Conhecendo os diversos efeitos das plantações de eucalipto comparativamente a outros usos do solo e fatores climáticos e integrando dados sobre as propriedades físico-químicas do solo e as diferentes práticas de gestão, será possível contribuir para uma melhor compreensão de como as alterações do uso da terra influenciam os invertebrados do solo, apoiando os gestores florestais a tomar decisões informadas quando estabelecem as suas plantações, referem os autores nas suas conclusões.

Da mesma forma, indicam que, na sua meta-análise, a predominância de estudos primários feitos no Brasil – com as características e as espécies presentes neste bioma tropical – pode estar a influenciar alguns dos seus resultados, sendo necessários mais dados de outras regiões bioclimáticas onde existem áreas significativas de eucaliptais, como a Índia e a China, por exemplo, cuja inclusão neste estudo foi impossível ou limitada (devido à barreira linguística dos trabalhos existentes, feitos em idiomas locais). Recorde-se que mesmo as espécies de eucaliptos plantadas diferem consoante as regiões do mundo, existindo centenas de espécies do género Eucalyptus.

Além de apelarem à adoção de um idioma de compreensão global, alertam para outros requisitos que devem ser incorporados em novos estudos para tornar os seus resultados mais consistentes e comparáveis – por exemplo, a incorporação de dados sobre as propriedades físico-químicas do solo nas diferentes ocupações e sobre a idade das plantações florestais analisadas.
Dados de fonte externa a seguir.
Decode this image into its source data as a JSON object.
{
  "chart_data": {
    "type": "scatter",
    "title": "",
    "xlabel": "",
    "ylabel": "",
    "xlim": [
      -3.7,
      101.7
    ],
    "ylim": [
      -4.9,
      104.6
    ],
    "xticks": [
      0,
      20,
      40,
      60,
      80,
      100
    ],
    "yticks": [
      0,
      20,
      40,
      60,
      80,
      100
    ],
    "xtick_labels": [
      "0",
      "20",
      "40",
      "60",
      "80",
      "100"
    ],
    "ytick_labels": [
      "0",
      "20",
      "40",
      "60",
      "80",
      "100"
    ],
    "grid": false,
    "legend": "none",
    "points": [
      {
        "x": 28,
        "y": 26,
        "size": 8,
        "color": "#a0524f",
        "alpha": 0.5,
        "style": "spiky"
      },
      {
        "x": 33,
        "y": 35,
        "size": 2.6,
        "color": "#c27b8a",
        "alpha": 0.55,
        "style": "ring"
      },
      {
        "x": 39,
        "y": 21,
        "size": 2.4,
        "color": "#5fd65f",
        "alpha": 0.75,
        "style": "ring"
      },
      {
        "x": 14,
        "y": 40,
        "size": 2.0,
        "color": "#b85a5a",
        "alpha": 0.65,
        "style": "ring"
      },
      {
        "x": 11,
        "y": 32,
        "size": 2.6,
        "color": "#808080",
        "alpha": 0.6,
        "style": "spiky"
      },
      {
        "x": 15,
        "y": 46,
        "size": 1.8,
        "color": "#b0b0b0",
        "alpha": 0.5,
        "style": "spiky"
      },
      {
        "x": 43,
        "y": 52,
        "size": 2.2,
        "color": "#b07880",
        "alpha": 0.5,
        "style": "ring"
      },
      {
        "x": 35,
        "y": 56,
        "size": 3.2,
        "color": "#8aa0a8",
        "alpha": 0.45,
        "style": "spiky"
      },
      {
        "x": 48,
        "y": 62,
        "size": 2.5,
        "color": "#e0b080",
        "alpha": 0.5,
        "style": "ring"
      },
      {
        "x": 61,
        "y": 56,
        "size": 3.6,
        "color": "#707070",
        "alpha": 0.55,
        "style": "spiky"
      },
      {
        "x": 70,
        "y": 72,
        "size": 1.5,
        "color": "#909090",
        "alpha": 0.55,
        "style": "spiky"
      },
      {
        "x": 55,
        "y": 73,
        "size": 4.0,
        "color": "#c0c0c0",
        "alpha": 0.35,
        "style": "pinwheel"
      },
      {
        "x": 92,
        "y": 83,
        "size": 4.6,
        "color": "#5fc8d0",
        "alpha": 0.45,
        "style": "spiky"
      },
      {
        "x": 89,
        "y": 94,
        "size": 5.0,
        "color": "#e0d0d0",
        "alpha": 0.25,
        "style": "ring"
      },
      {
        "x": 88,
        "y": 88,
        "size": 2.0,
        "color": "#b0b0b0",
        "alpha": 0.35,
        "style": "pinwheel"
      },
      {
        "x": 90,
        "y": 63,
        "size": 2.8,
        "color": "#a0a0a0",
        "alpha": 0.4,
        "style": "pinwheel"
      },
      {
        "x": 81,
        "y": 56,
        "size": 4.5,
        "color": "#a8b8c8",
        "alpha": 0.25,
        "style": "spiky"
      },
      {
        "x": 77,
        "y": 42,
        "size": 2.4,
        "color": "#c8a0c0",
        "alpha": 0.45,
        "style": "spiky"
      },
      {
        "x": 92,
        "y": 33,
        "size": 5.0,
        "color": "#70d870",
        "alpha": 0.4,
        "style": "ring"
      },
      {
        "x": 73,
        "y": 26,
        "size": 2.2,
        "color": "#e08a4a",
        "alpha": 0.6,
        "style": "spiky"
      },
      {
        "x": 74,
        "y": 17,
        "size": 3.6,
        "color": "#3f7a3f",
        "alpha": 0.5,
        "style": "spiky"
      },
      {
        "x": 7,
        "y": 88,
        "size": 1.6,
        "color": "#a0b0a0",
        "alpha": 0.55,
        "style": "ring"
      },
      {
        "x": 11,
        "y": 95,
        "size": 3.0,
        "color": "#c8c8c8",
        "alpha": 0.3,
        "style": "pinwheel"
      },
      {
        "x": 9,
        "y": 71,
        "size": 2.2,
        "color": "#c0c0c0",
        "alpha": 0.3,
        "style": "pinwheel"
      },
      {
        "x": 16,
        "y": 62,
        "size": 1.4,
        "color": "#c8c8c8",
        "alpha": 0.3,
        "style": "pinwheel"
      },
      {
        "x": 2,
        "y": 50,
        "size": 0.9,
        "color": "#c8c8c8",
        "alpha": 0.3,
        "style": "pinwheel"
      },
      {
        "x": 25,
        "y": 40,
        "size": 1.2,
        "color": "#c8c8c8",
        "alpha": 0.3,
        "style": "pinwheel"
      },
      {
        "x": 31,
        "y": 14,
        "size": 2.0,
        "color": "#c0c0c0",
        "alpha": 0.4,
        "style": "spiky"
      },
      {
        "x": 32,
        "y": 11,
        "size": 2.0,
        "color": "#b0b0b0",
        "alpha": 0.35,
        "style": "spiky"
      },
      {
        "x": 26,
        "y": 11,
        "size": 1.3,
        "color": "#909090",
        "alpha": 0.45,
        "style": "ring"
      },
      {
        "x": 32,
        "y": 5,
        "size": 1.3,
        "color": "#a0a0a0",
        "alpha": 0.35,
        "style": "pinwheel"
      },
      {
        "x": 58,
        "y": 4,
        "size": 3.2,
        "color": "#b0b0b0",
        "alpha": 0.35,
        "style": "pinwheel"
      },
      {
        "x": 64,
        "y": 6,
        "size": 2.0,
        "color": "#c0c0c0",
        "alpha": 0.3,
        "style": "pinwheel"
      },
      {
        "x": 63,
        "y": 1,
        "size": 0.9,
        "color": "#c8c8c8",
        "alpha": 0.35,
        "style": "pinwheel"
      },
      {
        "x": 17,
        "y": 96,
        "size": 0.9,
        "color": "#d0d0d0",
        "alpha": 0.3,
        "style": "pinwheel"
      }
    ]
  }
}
Entre as recomendações, refiram-se também a realização de estudos mais longos, que permitam distinguir entre efeitos de curto e longo prazo e identificar dinâmicas interanuais; o estabelecimento de um método de recolha de amostras (do solo e seus invertebrados) que passe a ser transversal aos futuros estudos; e a especificação do número e dimensão das parcelas consideradas. Adicionalmente, deixam o desafio de que os futuros estudos dos solos, nomeadamente em eucaliptais, passem a integrar a vertente dos invertebrados presentes neste habitat.